8th February 2013 By: Terence Creamer - Creamer Media Editor

The International Monetary Fund’s (IMF’s) January World Economic Outlook (WEO) Update once again makes it sorely apparent that South Africa is simply not keeping pace with the rest of Africa when it comes to growth.

The IMF has lowered its 2013 growth forecast for the country to 2.8%, having projected 3% in October. It calculates that Africa’s largest economy grew by only 2.3% in 2012, as opposed to the 2.6% level it had expected previously, while making a modest 0.3% upward revision to 4.1% to its 2014 growth projection.

In October, South Africa’s Finance Minister, Pravin Gordhan, lowered government’s own growth estimate for 2012 to 2.5% from the 2.7% figure forecast in the February Budget. He projected that the economy would grow by 3% in 2013 and by 3.8% in 2014.

Gordhan will have an opportunity to update his forecasts on February 27, when he delivers the 2013 Budget, and it will be interesting to see the direction that any revisions take.

In contrast to South Africa’s more-than-cool performance, the rest of sub-Saharan Africa is expected to remain a growth ‘hot spot’. The IMF has maintained its 5.8% growth forecast for the region for 2013 and calculates that the territory expanded by 4.8% in 2012 – slightly below its October estimate of 5%.

“Activity in sub-Saharan Africa is expected to remain robust, with a rebound from flood-related output disruptions in Nigeria contri-buting to an acceleration in overall growth in the region in 2013,” the WEO states.

Overall, it expects growth in emerging-market and developing economies to build to 5.5% in 2013, but says that continued weakness in advanced economies will weigh on external demand. These weaknesses are also expected to negatively affect the terms of trade for commodity exporters.

The context in which these forecasts are being made remains challenging and difficult to read. The IMF expects global growth to reach 3.5% in 2013, up from 3.2% in 2012, with emerging markets, developing countries and the US predicted to emerge as the main sources of growth for the year.

But the upturn is likely to be more gradual than had been projected in October, when the IMF estimated that the world economy would expand by 3.6% in 2013.

It warns that the euro area continues to pose a big downside risk to the global outlook. It has lowered its near-term outlook for the euro area and is expecting economic activity to contract by 0.2% in 2013, instead of expanding by 0.2%.

Growth in the US is forecast to average 2% in 2013, while the IMF has sustained its expectations that Japan will grow by 1.2% in 2013, despite renewed recessionary conditions.
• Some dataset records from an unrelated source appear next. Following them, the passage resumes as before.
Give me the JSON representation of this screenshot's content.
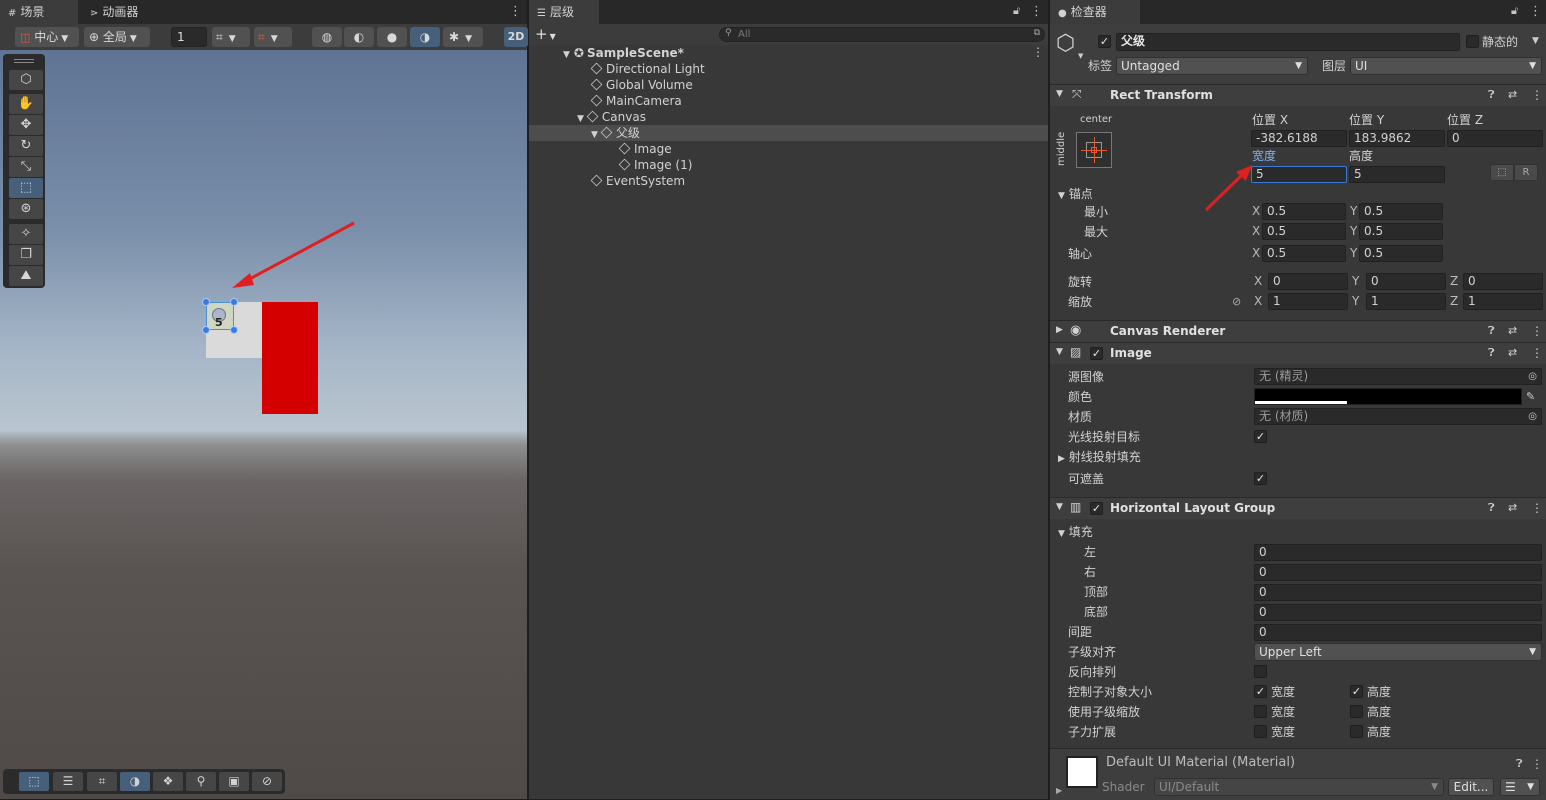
{
  "scene": {
    "tab_scene": "场景",
    "tab_animator": "动画器",
    "pivot_mode": "中心",
    "pivot_rotation": "全局",
    "grid_snap_value": "1",
    "mode_2d": "2D",
    "gizmo_label": "5"
  },
  "hierarchy": {
    "tab": "层级",
    "search_placeholder": "All",
    "add_label": "+",
    "items": [
      {
        "label": "SampleScene*"
      },
      {
        "label": "Directional Light"
      },
      {
        "label": "Global Volume"
      },
      {
        "label": "MainCamera"
      },
      {
        "label": "Canvas"
      },
      {
        "label": "父级"
      },
      {
        "label": "Image"
      },
      {
        "label": "Image (1)"
      },
      {
        "label": "EventSystem"
      }
    ]
  },
  "inspector": {
    "tab": "检查器",
    "object_name": "父级",
    "static_label": "静态的",
    "tag_label": "标签",
    "tag_value": "Untagged",
    "layer_label": "图层",
    "layer_value": "UI",
    "rect_transform": {
      "title": "Rect Transform",
      "anchor_h": "center",
      "anchor_v": "middle",
      "pos_x_label": "位置 X",
      "pos_y_label": "位置 Y",
      "pos_z_label": "位置 Z",
      "pos_x": "-382.6188",
      "pos_y": "183.9862",
      "pos_z": "0",
      "width_label": "宽度",
      "height_label": "高度",
      "width": "5",
      "height": "5",
      "r_button": "R",
      "anchors_label": "锚点",
      "min_label": "最小",
      "max_label": "最大",
      "pivot_label": "轴心",
      "x": "X",
      "y": "Y",
      "z": "Z",
      "min_x": "0.5",
      "min_y": "0.5",
      "max_x": "0.5",
      "max_y": "0.5",
      "pivot_x": "0.5",
      "pivot_y": "0.5",
      "rotation_label": "旋转",
      "scale_label": "缩放",
      "rot_x": "0",
      "rot_y": "0",
      "rot_z": "0",
      "scale_x": "1",
      "scale_y": "1",
      "scale_z": "1"
    },
    "canvas_renderer": {
      "title": "Canvas Renderer"
    },
    "image": {
      "title": "Image",
      "source_label": "源图像",
      "source_value": "无 (精灵)",
      "color_label": "颜色",
      "color_value": "#000000",
      "material_label": "材质",
      "material_value": "无 (材质)",
      "raycast_target_label": "光线投射目标",
      "raycast_padding_label": "射线投射填充",
      "maskable_label": "可遮盖"
    },
    "hlg": {
      "title": "Horizontal Layout Group",
      "padding_label": "填充",
      "left_label": "左",
      "right_label": "右",
      "top_label": "顶部",
      "bottom_label": "底部",
      "left": "0",
      "right": "0",
      "top": "0",
      "bottom": "0",
      "spacing_label": "间距",
      "spacing": "0",
      "child_alignment_label": "子级对齐",
      "child_alignment": "Upper Left",
      "reverse_label": "反向排列",
      "control_size_label": "控制子对象大小",
      "use_scale_label": "使用子级缩放",
      "force_expand_label": "子力扩展",
      "width": "宽度",
      "height": "高度"
    },
    "material": {
      "title": "Default UI Material (Material)",
      "shader_label": "Shader",
      "shader_value": "UI/Default",
      "edit_button": "Edit..."
    }
  }
}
The Chinese economy is expected to expand by 8.2% in 2013, having grown by 7.8% in 2012.

But whichever way one looks at it, South Africa remains a growth ‘cold spot’ – a situation that will not be helped by recent political statements and social ructions.

South Africans should also draw solace from the fact that many other large economies are struggling. This country’s extreme levels of unemployment and inequality demand a response that is confidence building, growth fuelling and job creating – not one that drains entrepreneurs and businesspeople of all enthusiasm.

It’s again time to place the 7% aspiration at the centre of the national agenda and to finally work out the trade-offs needed to reach that goal.